Basilica of San Giovanni e Paolo and Monumento a Bartolomeo Colleoni

Basilica of San Giovanni e Paolo

This is the imposing gothic Basilica of San Giovanni e Paolo, or of San Zanipolo as the Venetians call it unifying the two names. If you stand in front of the elegant entrance, to the left of the door is a white marble sarcophagus, with carvings of two angels and doves with crosses on them. This was dedicated to an early Doge called Jacopo Tiepolo, who in a dream claimed he saw two angels accompanied by doves floating above a field covered in white roses, while a voice from above told him that was where he must build a church.

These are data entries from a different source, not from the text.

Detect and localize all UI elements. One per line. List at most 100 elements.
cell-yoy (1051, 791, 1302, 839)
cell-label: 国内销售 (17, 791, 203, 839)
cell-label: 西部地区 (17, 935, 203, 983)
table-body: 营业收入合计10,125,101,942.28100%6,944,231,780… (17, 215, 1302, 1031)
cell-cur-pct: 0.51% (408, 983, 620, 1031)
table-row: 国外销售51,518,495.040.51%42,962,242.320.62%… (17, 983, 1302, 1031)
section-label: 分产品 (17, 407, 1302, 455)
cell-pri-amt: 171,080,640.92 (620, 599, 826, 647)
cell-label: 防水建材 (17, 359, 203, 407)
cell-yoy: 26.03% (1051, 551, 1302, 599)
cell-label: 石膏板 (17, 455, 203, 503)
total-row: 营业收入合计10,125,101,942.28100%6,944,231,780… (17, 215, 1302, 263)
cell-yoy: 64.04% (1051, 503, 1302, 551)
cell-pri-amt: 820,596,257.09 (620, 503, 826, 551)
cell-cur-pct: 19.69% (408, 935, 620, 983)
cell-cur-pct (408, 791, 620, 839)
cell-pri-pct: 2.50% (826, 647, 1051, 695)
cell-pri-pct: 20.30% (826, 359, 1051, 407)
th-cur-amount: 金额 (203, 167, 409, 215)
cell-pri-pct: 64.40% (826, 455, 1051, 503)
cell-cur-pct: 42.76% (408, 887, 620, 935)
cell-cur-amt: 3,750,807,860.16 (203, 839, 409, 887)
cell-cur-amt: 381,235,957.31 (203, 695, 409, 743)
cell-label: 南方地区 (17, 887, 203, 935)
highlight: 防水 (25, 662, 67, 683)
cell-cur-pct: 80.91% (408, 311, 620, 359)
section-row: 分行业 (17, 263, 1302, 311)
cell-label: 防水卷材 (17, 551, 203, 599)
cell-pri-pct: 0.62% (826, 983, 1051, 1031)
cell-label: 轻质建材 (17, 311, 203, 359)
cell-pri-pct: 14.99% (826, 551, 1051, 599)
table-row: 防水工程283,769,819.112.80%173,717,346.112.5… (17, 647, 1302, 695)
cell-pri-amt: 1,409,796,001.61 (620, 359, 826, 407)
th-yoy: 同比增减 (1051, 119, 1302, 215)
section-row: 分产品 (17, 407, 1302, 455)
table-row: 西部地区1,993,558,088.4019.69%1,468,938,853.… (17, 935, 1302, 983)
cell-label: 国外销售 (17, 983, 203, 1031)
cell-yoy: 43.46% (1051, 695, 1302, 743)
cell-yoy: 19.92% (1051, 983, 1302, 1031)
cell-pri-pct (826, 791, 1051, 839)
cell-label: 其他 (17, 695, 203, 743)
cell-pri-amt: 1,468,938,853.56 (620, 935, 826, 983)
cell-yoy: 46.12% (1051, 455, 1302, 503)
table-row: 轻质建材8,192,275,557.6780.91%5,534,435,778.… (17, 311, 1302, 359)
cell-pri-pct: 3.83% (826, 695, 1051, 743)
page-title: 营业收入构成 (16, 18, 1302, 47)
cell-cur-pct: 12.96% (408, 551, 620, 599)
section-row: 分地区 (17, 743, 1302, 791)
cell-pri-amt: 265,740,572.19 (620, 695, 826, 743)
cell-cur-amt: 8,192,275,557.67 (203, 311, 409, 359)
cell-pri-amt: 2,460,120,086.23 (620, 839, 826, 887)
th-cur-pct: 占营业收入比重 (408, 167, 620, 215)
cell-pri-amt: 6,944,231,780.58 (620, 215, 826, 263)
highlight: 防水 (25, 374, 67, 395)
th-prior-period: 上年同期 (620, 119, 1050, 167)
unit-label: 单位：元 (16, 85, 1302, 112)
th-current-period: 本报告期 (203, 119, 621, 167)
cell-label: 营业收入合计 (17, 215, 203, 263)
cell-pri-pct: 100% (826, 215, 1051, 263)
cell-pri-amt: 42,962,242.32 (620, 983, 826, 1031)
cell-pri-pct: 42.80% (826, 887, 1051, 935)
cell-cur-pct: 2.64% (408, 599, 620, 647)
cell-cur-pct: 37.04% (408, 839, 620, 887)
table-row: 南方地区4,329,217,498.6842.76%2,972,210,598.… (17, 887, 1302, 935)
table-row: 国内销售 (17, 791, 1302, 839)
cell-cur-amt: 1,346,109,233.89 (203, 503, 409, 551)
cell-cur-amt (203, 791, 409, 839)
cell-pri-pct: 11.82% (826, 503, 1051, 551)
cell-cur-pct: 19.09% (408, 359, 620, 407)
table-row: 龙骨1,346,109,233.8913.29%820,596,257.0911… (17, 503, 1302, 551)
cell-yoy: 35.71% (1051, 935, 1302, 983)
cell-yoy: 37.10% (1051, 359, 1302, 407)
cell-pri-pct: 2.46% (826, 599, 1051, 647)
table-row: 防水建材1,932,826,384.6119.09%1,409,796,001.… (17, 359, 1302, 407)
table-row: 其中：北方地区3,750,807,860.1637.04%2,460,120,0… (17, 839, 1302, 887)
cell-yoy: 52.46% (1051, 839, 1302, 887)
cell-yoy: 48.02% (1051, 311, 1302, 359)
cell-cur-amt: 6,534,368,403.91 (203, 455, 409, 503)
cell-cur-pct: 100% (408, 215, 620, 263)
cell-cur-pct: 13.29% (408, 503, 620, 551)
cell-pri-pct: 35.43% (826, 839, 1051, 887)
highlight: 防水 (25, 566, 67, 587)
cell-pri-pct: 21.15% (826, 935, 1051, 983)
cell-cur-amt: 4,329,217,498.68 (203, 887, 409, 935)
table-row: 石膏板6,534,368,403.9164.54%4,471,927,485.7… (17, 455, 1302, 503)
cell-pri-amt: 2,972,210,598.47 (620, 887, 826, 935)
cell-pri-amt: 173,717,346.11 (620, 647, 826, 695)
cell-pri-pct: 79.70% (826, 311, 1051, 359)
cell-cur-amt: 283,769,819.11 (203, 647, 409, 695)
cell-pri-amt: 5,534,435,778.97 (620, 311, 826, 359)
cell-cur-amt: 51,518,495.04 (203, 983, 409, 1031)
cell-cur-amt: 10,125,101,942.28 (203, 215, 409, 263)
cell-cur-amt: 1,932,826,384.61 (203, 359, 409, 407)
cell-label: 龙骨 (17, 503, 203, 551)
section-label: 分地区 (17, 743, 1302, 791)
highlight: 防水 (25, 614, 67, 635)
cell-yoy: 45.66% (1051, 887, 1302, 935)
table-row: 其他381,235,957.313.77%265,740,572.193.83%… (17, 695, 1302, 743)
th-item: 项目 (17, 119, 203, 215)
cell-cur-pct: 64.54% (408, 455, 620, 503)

He was the first of 21 Doges in Venice’s history who chose to be buried here, which is why San Giovanni e Paolo is often called the Pantheon of the Doges.

Although Jacopo Tiepolo’s dream might be more legend than truth, the church was built, and it might not seem like much nowadays, but at the time this whole area, as much of the city generally, was still swamp-like, muddy, dirty and rather smelly. Not ideal to build such a large, heavy and simply impressive building as this.


Monumento a Bartolomeo Colleoni

In front of the Church of San Giovanni e Paolo you’ll find the bronze monument dedicated to a general called Bartolomeo Colleoni as he rides proudly on his horse. It was sculpted by a Florentine man known as Verrocchio, master of the young Leonardo da Vinci. It is the first statue in history of a horse with one leg raised; you must consider how difficult it must have been to find the right proportions to keep such a heavy weight standing on only three legs.

Famously, Colleoni had fought many battles on behalf of the Venetians, who granted him a place of burial anywhere he wished; he requested his statue be placed in front of San Marco. Though he did not specify, there was no doubt he meant the Basilica of St.Mark’s in the famous Piazza, but the Venetian State, always adverse to blatant individual idolization, decided to misunderstand his intention, and place it here, since the building next to the church was at the time the Scuola Grande di San Marco. They did in fact do what he had asked, even if not what he had intended.